Chuck DeVore is the vice president of national initiatives at the Foundation. He writes about the economy and how energy, tax and regulatory policies influence general prosperity, and he frequently appears on Fox News. He also guides the Foundation’s growing national work in criminal justice reform. He authored the book The Texas Model: Prosperity in the Lone Star State and Lessons for America.
The 27 states with the lightest tax burden on individuals continued to add jobs at double the rate of the 23 states with higher taxes since the federal tax cut was signed into law in December 2017. This, according to new state-level employment numbers released by the U.S. Bureau of Labor Statistics.
The Tax Cuts and Jobs Act cut taxes for most Americans, but in high-tax states, many higher income individuals received a smaller tax cut than similarly situated peers in low-tax states, such as Texas or Florida.
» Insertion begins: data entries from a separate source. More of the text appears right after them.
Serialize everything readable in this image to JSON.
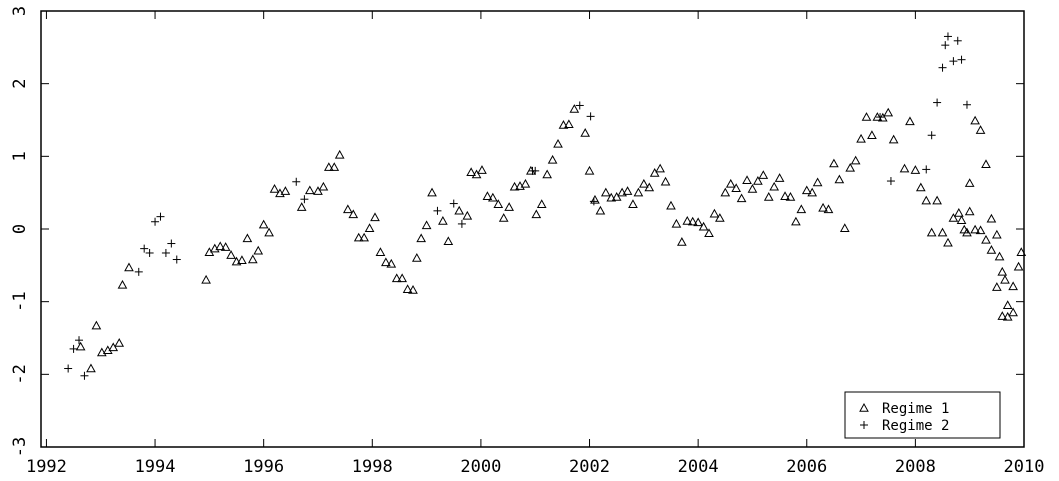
{
  "chart_data": {
    "type": "scatter",
    "title": "",
    "xlabel": "",
    "ylabel": "",
    "xlim": [
      1991.9,
      2010.0
    ],
    "ylim": [
      -3,
      3
    ],
    "x_ticks": [
      1992,
      1994,
      1996,
      1998,
      2000,
      2002,
      2004,
      2006,
      2008,
      2010
    ],
    "x_tick_labels": [
      "1992",
      "1994",
      "1996",
      "1998",
      "2000",
      "2002",
      "2004",
      "2006",
      "2008",
      "2010"
    ],
    "y_ticks": [
      -3,
      -2,
      -1,
      0,
      1,
      2,
      3
    ],
    "y_tick_labels": [
      "-3",
      "-2",
      "-1",
      "0",
      "1",
      "2",
      "3"
    ],
    "grid": false,
    "legend_position": "bottom-right",
    "series": [
      {
        "name": "Regime 1",
        "marker": "triangle",
        "color": "#000000",
        "points": [
          [
            1992.63,
            -1.62
          ],
          [
            1992.82,
            -1.92
          ],
          [
            1992.92,
            -1.33
          ],
          [
            1993.02,
            -1.7
          ],
          [
            1993.13,
            -1.67
          ],
          [
            1993.23,
            -1.63
          ],
          [
            1993.34,
            -1.57
          ],
          [
            1993.4,
            -0.77
          ],
          [
            1993.52,
            -0.53
          ],
          [
            1994.94,
            -0.7
          ],
          [
            1995.0,
            -0.32
          ],
          [
            1995.1,
            -0.27
          ],
          [
            1995.2,
            -0.24
          ],
          [
            1995.3,
            -0.25
          ],
          [
            1995.4,
            -0.36
          ],
          [
            1995.5,
            -0.45
          ],
          [
            1995.6,
            -0.43
          ],
          [
            1995.7,
            -0.13
          ],
          [
            1995.8,
            -0.42
          ],
          [
            1995.9,
            -0.3
          ],
          [
            1996.0,
            0.06
          ],
          [
            1996.1,
            -0.05
          ],
          [
            1996.2,
            0.55
          ],
          [
            1996.3,
            0.49
          ],
          [
            1996.4,
            0.52
          ],
          [
            1996.7,
            0.3
          ],
          [
            1996.85,
            0.53
          ],
          [
            1997.0,
            0.52
          ],
          [
            1997.1,
            0.58
          ],
          [
            1997.2,
            0.85
          ],
          [
            1997.3,
            0.85
          ],
          [
            1997.4,
            1.02
          ],
          [
            1997.55,
            0.27
          ],
          [
            1997.65,
            0.2
          ],
          [
            1997.75,
            -0.12
          ],
          [
            1997.85,
            -0.12
          ],
          [
            1997.95,
            0.01
          ],
          [
            1998.05,
            0.16
          ],
          [
            1998.15,
            -0.32
          ],
          [
            1998.25,
            -0.46
          ],
          [
            1998.35,
            -0.48
          ],
          [
            1998.45,
            -0.68
          ],
          [
            1998.55,
            -0.68
          ],
          [
            1998.65,
            -0.83
          ],
          [
            1998.75,
            -0.84
          ],
          [
            1998.82,
            -0.4
          ],
          [
            1998.9,
            -0.13
          ],
          [
            1999.0,
            0.05
          ],
          [
            1999.1,
            0.5
          ],
          [
            1999.3,
            0.11
          ],
          [
            1999.4,
            -0.17
          ],
          [
            1999.6,
            0.25
          ],
          [
            1999.75,
            0.18
          ],
          [
            1999.82,
            0.78
          ],
          [
            1999.92,
            0.75
          ],
          [
            2000.02,
            0.81
          ],
          [
            2000.12,
            0.45
          ],
          [
            2000.22,
            0.43
          ],
          [
            2000.32,
            0.34
          ],
          [
            2000.42,
            0.15
          ],
          [
            2000.52,
            0.3
          ],
          [
            2000.62,
            0.58
          ],
          [
            2000.72,
            0.59
          ],
          [
            2000.82,
            0.62
          ],
          [
            2000.92,
            0.8
          ],
          [
            2001.02,
            0.2
          ],
          [
            2001.12,
            0.34
          ],
          [
            2001.22,
            0.75
          ],
          [
            2001.32,
            0.95
          ],
          [
            2001.42,
            1.17
          ],
          [
            2001.52,
            1.43
          ],
          [
            2001.62,
            1.44
          ],
          [
            2001.72,
            1.65
          ],
          [
            2001.92,
            1.32
          ],
          [
            2002.0,
            0.8
          ],
          [
            2002.1,
            0.4
          ],
          [
            2002.2,
            0.25
          ],
          [
            2002.3,
            0.5
          ],
          [
            2002.4,
            0.43
          ],
          [
            2002.5,
            0.44
          ],
          [
            2002.6,
            0.5
          ],
          [
            2002.7,
            0.52
          ],
          [
            2002.8,
            0.34
          ],
          [
            2002.9,
            0.5
          ],
          [
            2003.0,
            0.62
          ],
          [
            2003.1,
            0.57
          ],
          [
            2003.2,
            0.77
          ],
          [
            2003.3,
            0.83
          ],
          [
            2003.4,
            0.65
          ],
          [
            2003.5,
            0.32
          ],
          [
            2003.6,
            0.07
          ],
          [
            2003.7,
            -0.18
          ],
          [
            2003.8,
            0.11
          ],
          [
            2003.9,
            0.1
          ],
          [
            2004.0,
            0.09
          ],
          [
            2004.1,
            0.03
          ],
          [
            2004.2,
            -0.06
          ],
          [
            2004.3,
            0.21
          ],
          [
            2004.4,
            0.15
          ],
          [
            2004.5,
            0.5
          ],
          [
            2004.6,
            0.62
          ],
          [
            2004.7,
            0.56
          ],
          [
            2004.8,
            0.42
          ],
          [
            2004.9,
            0.67
          ],
          [
            2005.0,
            0.55
          ],
          [
            2005.1,
            0.66
          ],
          [
            2005.2,
            0.74
          ],
          [
            2005.3,
            0.44
          ],
          [
            2005.4,
            0.58
          ],
          [
            2005.5,
            0.7
          ],
          [
            2005.6,
            0.45
          ],
          [
            2005.7,
            0.44
          ],
          [
            2005.8,
            0.1
          ],
          [
            2005.9,
            0.27
          ],
          [
            2006.0,
            0.53
          ],
          [
            2006.1,
            0.5
          ],
          [
            2006.2,
            0.64
          ],
          [
            2006.3,
            0.29
          ],
          [
            2006.4,
            0.27
          ],
          [
            2006.5,
            0.9
          ],
          [
            2006.6,
            0.68
          ],
          [
            2006.7,
            0.01
          ],
          [
            2006.8,
            0.84
          ],
          [
            2006.9,
            0.94
          ],
          [
            2007.0,
            1.24
          ],
          [
            2007.1,
            1.54
          ],
          [
            2007.2,
            1.29
          ],
          [
            2007.3,
            1.54
          ],
          [
            2007.4,
            1.53
          ],
          [
            2007.5,
            1.6
          ],
          [
            2007.6,
            1.23
          ],
          [
            2007.8,
            0.83
          ],
          [
            2007.9,
            1.48
          ],
          [
            2008.0,
            0.81
          ],
          [
            2008.1,
            0.57
          ],
          [
            2008.2,
            0.39
          ],
          [
            2008.3,
            -0.05
          ],
          [
            2008.4,
            0.39
          ],
          [
            2008.5,
            -0.05
          ],
          [
            2008.6,
            -0.19
          ],
          [
            2008.7,
            0.15
          ],
          [
            2008.8,
            0.22
          ],
          [
            2008.85,
            0.12
          ],
          [
            2008.9,
            -0.01
          ],
          [
            2009.0,
            0.24
          ],
          [
            2009.1,
            -0.01
          ],
          [
            2009.2,
            -0.02
          ],
          [
            2009.3,
            -0.15
          ],
          [
            2009.4,
            -0.29
          ],
          [
            2009.5,
            -0.8
          ],
          [
            2009.6,
            -0.59
          ],
          [
            2009.65,
            -0.7
          ],
          [
            2009.7,
            -1.05
          ],
          [
            2009.8,
            -1.15
          ],
          [
            2009.9,
            -0.52
          ],
          [
            2009.95,
            -0.32
          ],
          [
            2008.95,
            -0.05
          ],
          [
            2009.0,
            0.63
          ],
          [
            2009.1,
            1.49
          ],
          [
            2009.2,
            1.36
          ],
          [
            2009.3,
            0.89
          ],
          [
            2009.4,
            0.14
          ],
          [
            2009.5,
            -0.08
          ],
          [
            2009.55,
            -0.38
          ],
          [
            2009.6,
            -1.2
          ],
          [
            2009.7,
            -1.21
          ],
          [
            2009.8,
            -0.79
          ]
        ]
      },
      {
        "name": "Regime 2",
        "marker": "plus",
        "color": "#000000",
        "points": [
          [
            1992.4,
            -1.92
          ],
          [
            1992.5,
            -1.65
          ],
          [
            1992.6,
            -1.53
          ],
          [
            1992.7,
            -2.02
          ],
          [
            1993.7,
            -0.59
          ],
          [
            1993.8,
            -0.27
          ],
          [
            1993.9,
            -0.33
          ],
          [
            1994.0,
            0.1
          ],
          [
            1994.1,
            0.17
          ],
          [
            1994.2,
            -0.33
          ],
          [
            1994.3,
            -0.2
          ],
          [
            1994.4,
            -0.42
          ],
          [
            1996.6,
            0.65
          ],
          [
            1996.75,
            0.41
          ],
          [
            1999.2,
            0.25
          ],
          [
            1999.5,
            0.35
          ],
          [
            1999.65,
            0.07
          ],
          [
            2000.95,
            0.8
          ],
          [
            2001.0,
            0.8
          ],
          [
            2001.82,
            1.7
          ],
          [
            2002.02,
            1.55
          ],
          [
            2002.08,
            0.38
          ],
          [
            2007.35,
            1.54
          ],
          [
            2007.55,
            0.66
          ],
          [
            2008.2,
            0.82
          ],
          [
            2008.3,
            1.29
          ],
          [
            2008.4,
            1.74
          ],
          [
            2008.5,
            2.22
          ],
          [
            2008.55,
            2.53
          ],
          [
            2008.6,
            2.65
          ],
          [
            2008.7,
            2.31
          ],
          [
            2008.78,
            2.59
          ],
          [
            2008.85,
            2.33
          ],
          [
            2008.95,
            1.71
          ]
        ]
      }
    ]
  }
}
This is because the new tax law limited state and local tax (SALT) deductions to $10,000 per filing household. Limiting SALT deductions had an economic effect analogous to changing the tax code in all 50 states at once.
From December 2017 through last month, the 27 low-tax states grew their private sector payrolls by 3.90%. In the 23 high-tax states growth was only 1.86%. Low-tax states had a 109% advantage in the rate of private sector job growth over high-tax states.
In late September, a federal judge threw out a lawsuit against the Trump tax cut. The case, State of New York, et al v. Steven T. Mnuchin, contested the constitutionality of the $10,000 limit per filing household on state and local tax (SALT) deductions. New York’s Democratic Gov. Andrew Cuomo had previously complained that “The elimination of the SALT deduction (state and local tax) was an economic attack on Democratic states.”
In related state tax developments, The Tax Foundation, an independent tax policy nonprofit founded in 1937, issued its 2020 State Business Tax Climate Index today. This annual index analyzes state tax policy towards both small businesses, most often operated as sole proprietorships where the owners pay individual income taxes, as well as corporations. As a result, it looks at five separate taxes that constitute almost all of most business’ tax burden: corporate taxes, individual income taxes, sales taxes, property taxes, and unemployment insurance taxes.
Generally, the states that rank well in the Tax Foundation’s business tax survey have higher employment growth than the states that rank poorly. The average private sector job growth since the Tax Cuts and Jobs Act was went into effect in December 2017 was 3.4% for the ten highest rated states in the Tax Foundation index: Wyoming, South Dakota, Alaska, Florida, Montana, New Hampshire, Nevada, Oregon, Utah and Indiana. The ten lowest rated states—Louisiana, Iowa, Maryland, Vermont, Minnesota, Arkansas, Connecticut, California, New York, and New Jersey—saw their private sector payrolls expand by 1.5%, less than half as fast on average.
Many factors go into employment growth, including tax rates and policy, the regulatory burden, the lawsuit climate, labor and land costs, availability of skilled labor, infrastructure as well as interest rates and international trade. All things being equal, taxes do matter, especially over the long term, in determining where job-creating dollars flow.